Au-delà de ses aspects immédiats, le confinement aura eu des répercussions sur le catholicisme français et, certainement, sur son avenir. Elles sont loin d’être uniquement négatives. Certes, nous sommes encore privés de messe et plus largement des sacrements. Mais, dans un premier temps, l’ingéniosité et la capacité de réaction des paroisses et des communautés religieuses a montré le dynamisme du petit reste catholique et sa volonté de ne pas subir un état de fait. Comment ne pas s’en réjouir ! Dans le même ordre d’idées, cette diète, bien involontaire, a trouvé tout son sens en renforçant le caractère pénitentiel du Carême, en recentrant comme par obligation les yeux sur l’essentiel et en nous invitant à intensifier notre prière et notre abandon à Dieu.
Mais, sans que sur le moment nous le percevions clairement, Pâques a représenté un tournant ou un point de basculement. Pour la première fois, il a fallu vivre la Semaine Sainte puis la fête de la Résurrection à travers un écran. Pour la première fois également, nos prêtres ont dû célébrer l’événement central du christianisme comme des relégués, seuls ou presque ! Ce qui avait été supporté alors que nous étions dans le temps du Carême et dans l’effervescence de l’organisation de notre survie spirituelle à court terme a paru d’un coup, sinon absurde, peut-être exagéré, du moins difficile à vivre. Nous, catholiques, nous avions faim de Dieu et nous en étions privés.
Nous ne sommes pas les « nounous » de la République
La nouvelle qu’il faudra attendre le 2 juin pour voir rouvrir nos églises, accéder aux sacrements, retrouver nos prêtres et recevoir d’eux la manne eucharistique, ne pouvait donc qu’enflammer les esprits.

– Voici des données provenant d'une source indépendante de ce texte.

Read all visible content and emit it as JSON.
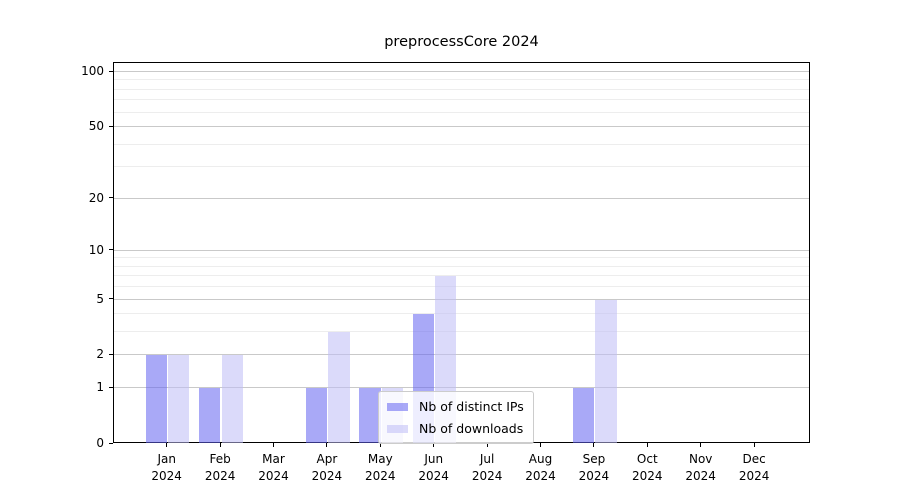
{
  "figure_title": "preprocessCore 2024",
  "chart_data": {
    "type": "bar",
    "title": "preprocessCore 2024",
    "categories": [
      "Jan 2024",
      "Feb 2024",
      "Mar 2024",
      "Apr 2024",
      "May 2024",
      "Jun 2024",
      "Jul 2024",
      "Aug 2024",
      "Sep 2024",
      "Oct 2024",
      "Nov 2024",
      "Dec 2024"
    ],
    "x_tick_month": [
      "Jan",
      "Feb",
      "Mar",
      "Apr",
      "May",
      "Jun",
      "Jul",
      "Aug",
      "Sep",
      "Oct",
      "Nov",
      "Dec"
    ],
    "x_tick_year": "2024",
    "series": [
      {
        "name": "Nb of distinct IPs",
        "color": "rgba(98,98,240,0.55)",
        "values": [
          2,
          1,
          0,
          1,
          1,
          4,
          0,
          0,
          1,
          0,
          0,
          0
        ]
      },
      {
        "name": "Nb of downloads",
        "color": "rgba(190,188,246,0.55)",
        "values": [
          2,
          2,
          0,
          3,
          1,
          7,
          0,
          0,
          5,
          0,
          0,
          0
        ]
      }
    ],
    "yscale": "log1p",
    "ylabel": "",
    "xlabel": "",
    "y_major_ticks": [
      0,
      1,
      2,
      5,
      10,
      20,
      50,
      100
    ],
    "y_minor_gridlines": [
      3,
      4,
      6,
      7,
      8,
      9,
      30,
      40,
      60,
      70,
      80,
      90
    ],
    "ylim": [
      0,
      112
    ],
    "grid": true,
    "legend_position": "lower center",
    "colors": {
      "grid_major": "#c9c9c9",
      "grid_minor": "#ededed",
      "axis": "#000000",
      "legend_border": "#cccccc"
    }
  }
}
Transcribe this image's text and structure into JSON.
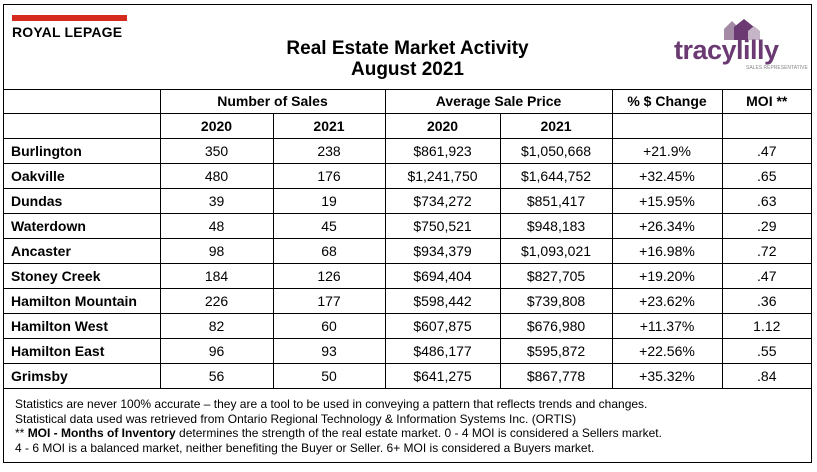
{
  "header": {
    "title_line1": "Real Estate Market Activity",
    "title_line2": "August 2021",
    "left_logo_text": "ROYAL LEPAGE",
    "right_logo_text": "tracylilly",
    "right_logo_tagline": "SALES REPRESENTATIVE"
  },
  "columns": {
    "sales": "Number of Sales",
    "price": "Average Sale Price",
    "change": "% $ Change",
    "moi": "MOI **",
    "y2020": "2020",
    "y2021": "2021"
  },
  "rows": [
    {
      "city": "Burlington",
      "sales_2020": "350",
      "sales_2021": "238",
      "price_2020": "$861,923",
      "price_2021": "$1,050,668",
      "change": "+21.9%",
      "moi": ".47"
    },
    {
      "city": "Oakville",
      "sales_2020": "480",
      "sales_2021": "176",
      "price_2020": "$1,241,750",
      "price_2021": "$1,644,752",
      "change": "+32.45%",
      "moi": ".65"
    },
    {
      "city": "Dundas",
      "sales_2020": "39",
      "sales_2021": "19",
      "price_2020": "$734,272",
      "price_2021": "$851,417",
      "change": "+15.95%",
      "moi": ".63"
    },
    {
      "city": "Waterdown",
      "sales_2020": "48",
      "sales_2021": "45",
      "price_2020": "$750,521",
      "price_2021": "$948,183",
      "change": "+26.34%",
      "moi": ".29"
    },
    {
      "city": "Ancaster",
      "sales_2020": "98",
      "sales_2021": "68",
      "price_2020": "$934,379",
      "price_2021": "$1,093,021",
      "change": "+16.98%",
      "moi": ".72"
    },
    {
      "city": "Stoney Creek",
      "sales_2020": "184",
      "sales_2021": "126",
      "price_2020": "$694,404",
      "price_2021": "$827,705",
      "change": "+19.20%",
      "moi": ".47"
    },
    {
      "city": "Hamilton Mountain",
      "sales_2020": "226",
      "sales_2021": "177",
      "price_2020": "$598,442",
      "price_2021": "$739,808",
      "change": "+23.62%",
      "moi": ".36"
    },
    {
      "city": "Hamilton West",
      "sales_2020": "82",
      "sales_2021": "60",
      "price_2020": "$607,875",
      "price_2021": "$676,980",
      "change": "+11.37%",
      "moi": "1.12"
    },
    {
      "city": "Hamilton East",
      "sales_2020": "96",
      "sales_2021": "93",
      "price_2020": "$486,177",
      "price_2021": "$595,872",
      "change": "+22.56%",
      "moi": ".55"
    },
    {
      "city": "Grimsby",
      "sales_2020": "56",
      "sales_2021": "50",
      "price_2020": "$641,275",
      "price_2021": "$867,778",
      "change": "+35.32%",
      "moi": ".84"
    }
  ],
  "notes": {
    "line1": "Statistics are never 100% accurate – they are a tool to be used in conveying a pattern that reflects trends and changes.",
    "line2": "Statistical data used was retrieved from Ontario Regional Technology & Information Systems Inc. (ORTIS)",
    "line3_prefix": "** ",
    "line3_bold": "MOI - Months of Inventory",
    "line3_rest": " determines the strength of the real estate market. 0 - 4 MOI is considered a Sellers market.",
    "line4": "4 - 6 MOI is a balanced market, neither benefiting the Buyer or Seller. 6+ MOI is considered a Buyers market."
  },
  "colors": {
    "royal_lepage_red": "#d52b1e",
    "tracylilly_purple": "#6b3a73"
  }
}
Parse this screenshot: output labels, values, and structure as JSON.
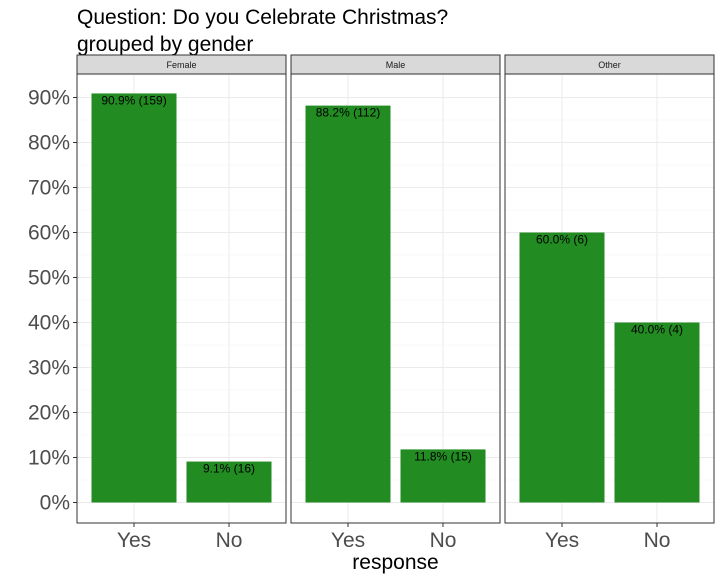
{
  "chart_data": {
    "type": "bar",
    "title": "Question: Do you Celebrate Christmas?",
    "subtitle": "grouped by gender",
    "xlabel": "response",
    "ylabel": "",
    "ylim": [
      0,
      0.95
    ],
    "yticks": [
      "0%",
      "10%",
      "20%",
      "30%",
      "40%",
      "50%",
      "60%",
      "70%",
      "80%",
      "90%"
    ],
    "grid": true,
    "bar_color": "#228b22",
    "categories": [
      "Yes",
      "No"
    ],
    "facets": [
      {
        "name": "Female",
        "values": [
          0.909,
          0.091
        ],
        "labels": [
          "90.9% (159)",
          "9.1% (16)"
        ]
      },
      {
        "name": "Male",
        "values": [
          0.882,
          0.118
        ],
        "labels": [
          "88.2% (112)",
          "11.8% (15)"
        ]
      },
      {
        "name": "Other",
        "values": [
          0.6,
          0.4
        ],
        "labels": [
          "60.0% (6)",
          "40.0% (4)"
        ]
      }
    ]
  }
}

Inquiets, les évêques ont réagi, d’abord en demandant l’autorisation de rouvrir les églises dès le 11 mai, à l’instar des écoles. Puis ils n’ont pu que prendre acte de la décision gouvernementale, certains en la dénonçant avec force. Des juristes sont aussi montés au créneau, comme le professeur de droit constitutionnel Guillaume Drago et l’avocat Geoffroy de Vries qui, dans une tribune commune (Le Figaro, 23 avril 2020), se sont interrogés « sur ce qu’il faut bien appeler une discrimination et une atteinte au principe d’égalité ».

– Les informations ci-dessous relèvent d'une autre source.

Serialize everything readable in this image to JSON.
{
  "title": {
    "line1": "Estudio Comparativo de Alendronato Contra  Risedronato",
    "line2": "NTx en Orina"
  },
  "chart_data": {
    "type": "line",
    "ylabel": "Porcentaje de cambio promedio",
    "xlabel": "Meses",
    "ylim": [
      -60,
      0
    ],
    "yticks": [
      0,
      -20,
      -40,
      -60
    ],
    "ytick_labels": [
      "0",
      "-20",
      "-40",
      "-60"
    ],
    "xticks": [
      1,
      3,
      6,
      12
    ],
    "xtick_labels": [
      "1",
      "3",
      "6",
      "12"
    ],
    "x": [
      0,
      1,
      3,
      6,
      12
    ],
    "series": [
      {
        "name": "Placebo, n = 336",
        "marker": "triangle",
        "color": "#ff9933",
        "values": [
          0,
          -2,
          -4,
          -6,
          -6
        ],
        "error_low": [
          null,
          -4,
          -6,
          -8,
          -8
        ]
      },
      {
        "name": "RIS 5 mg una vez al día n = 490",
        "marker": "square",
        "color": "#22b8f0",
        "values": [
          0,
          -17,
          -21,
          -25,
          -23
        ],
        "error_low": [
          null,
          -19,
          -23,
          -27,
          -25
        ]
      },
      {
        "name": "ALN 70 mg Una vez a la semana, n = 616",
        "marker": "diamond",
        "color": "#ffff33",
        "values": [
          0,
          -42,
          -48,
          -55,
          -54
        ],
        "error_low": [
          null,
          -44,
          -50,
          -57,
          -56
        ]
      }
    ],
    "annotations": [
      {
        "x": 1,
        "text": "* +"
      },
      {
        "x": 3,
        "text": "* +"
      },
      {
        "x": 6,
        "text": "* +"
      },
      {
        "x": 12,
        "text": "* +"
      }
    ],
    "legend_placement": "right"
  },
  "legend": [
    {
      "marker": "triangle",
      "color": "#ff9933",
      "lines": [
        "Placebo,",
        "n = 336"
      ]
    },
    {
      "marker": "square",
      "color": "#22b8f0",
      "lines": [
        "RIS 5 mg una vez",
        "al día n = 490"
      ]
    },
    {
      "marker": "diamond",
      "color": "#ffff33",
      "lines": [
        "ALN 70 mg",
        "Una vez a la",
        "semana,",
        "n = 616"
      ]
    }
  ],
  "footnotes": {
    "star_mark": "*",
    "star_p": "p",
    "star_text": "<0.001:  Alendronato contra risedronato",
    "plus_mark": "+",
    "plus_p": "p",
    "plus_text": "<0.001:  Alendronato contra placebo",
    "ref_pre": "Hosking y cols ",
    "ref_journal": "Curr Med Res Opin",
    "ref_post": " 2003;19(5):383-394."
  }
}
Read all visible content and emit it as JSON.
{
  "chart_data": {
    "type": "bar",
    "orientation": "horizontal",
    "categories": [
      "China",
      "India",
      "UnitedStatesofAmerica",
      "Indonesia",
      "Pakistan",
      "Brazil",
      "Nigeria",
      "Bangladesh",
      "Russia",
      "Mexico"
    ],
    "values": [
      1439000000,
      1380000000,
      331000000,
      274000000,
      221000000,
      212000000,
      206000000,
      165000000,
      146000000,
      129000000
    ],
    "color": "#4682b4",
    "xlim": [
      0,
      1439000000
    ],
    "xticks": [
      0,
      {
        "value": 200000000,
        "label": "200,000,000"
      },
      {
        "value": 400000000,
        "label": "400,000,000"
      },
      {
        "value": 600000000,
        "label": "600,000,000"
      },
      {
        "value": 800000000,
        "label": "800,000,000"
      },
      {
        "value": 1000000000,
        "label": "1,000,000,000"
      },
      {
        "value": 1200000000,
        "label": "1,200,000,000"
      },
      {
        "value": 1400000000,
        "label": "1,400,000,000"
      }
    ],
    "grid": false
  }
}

S’ils usent des ressources du droit actuel, il est malgré tout difficile de les suivre quand ils affirment que « les religions ont une fonction de pacification des relations sociales ». D’abord parce que, contrairement à la vulgate en cours, toutes les religions ne sont pas des éléments de paix. Et surtout parce que le catholicisme n’a pas pour vocation à devenir la « nounou » de la République en produisant des bonnes mœurs, susceptibles de laisser un système intrinsèquement immoral continuer son action destructrice. Ce retour à la conception utilitaire de la religion, portée par Napoléon, ne correspond pas à la vocation de l’Église.
Retour du match Église/État
Le Covid-19 aura donc involontairement reposé les vieilles questions des rapports entre l’Église et l’État. Après Vatican II, nous avions cru que le sujet était épuisé puisque l’Église avait épousé la demande mondaine de liberté religieuse. En France, le baptême par l’Église de la laïcité à la française, née pourtant de la confrontation violente avec l’État, a été largement entériné. Depuis, la posture consiste toujours à se placer dans ce respect de la laïcité, devenue la valeur absolue qui devrait obliger jusqu’à la conscience des catholiques et qui y oblige d’ailleurs concrètement, par une espèce de réflexe impensé. Au point que même l’archevêque de Poitiers, Mgr Pascal Wintzer, s’interroge dans une tribune publiée par La Croix : « La laïcité ne permet pas de prendre en compte cette originalité de l’Église catholique (…) le jacobinisme suppose une Église nationale, qui n’existe pas, seules existent les Églises locales, diocésaines. »
Les discussions autour de la réouverture des églises montrent l’urgence qu’il y a pour l’Église, même en dehors de toutes questions liées au Covid-19, de sortir de l’enfermement mental dans le paradigme de la laïcité et de rappeler que, société parfaite, l’Église est seule légitime à pouvoir régler l’accès aux sacrements et, parmi ceux-ci, à la nourriture même de la vie chrétienne.
Le régime de la laïcité nous est un régime imposé et qui constitue, avant même ses effets sur notre existence, une offense à Dieu. Sur le plan pratique, l’Église et les catholiques ne peuvent certainement pas grand-chose (encore que !). Mais nous pouvons au moins et nous devons réaffirmer les droits de l’Église, et la libertas Ecclesiæ.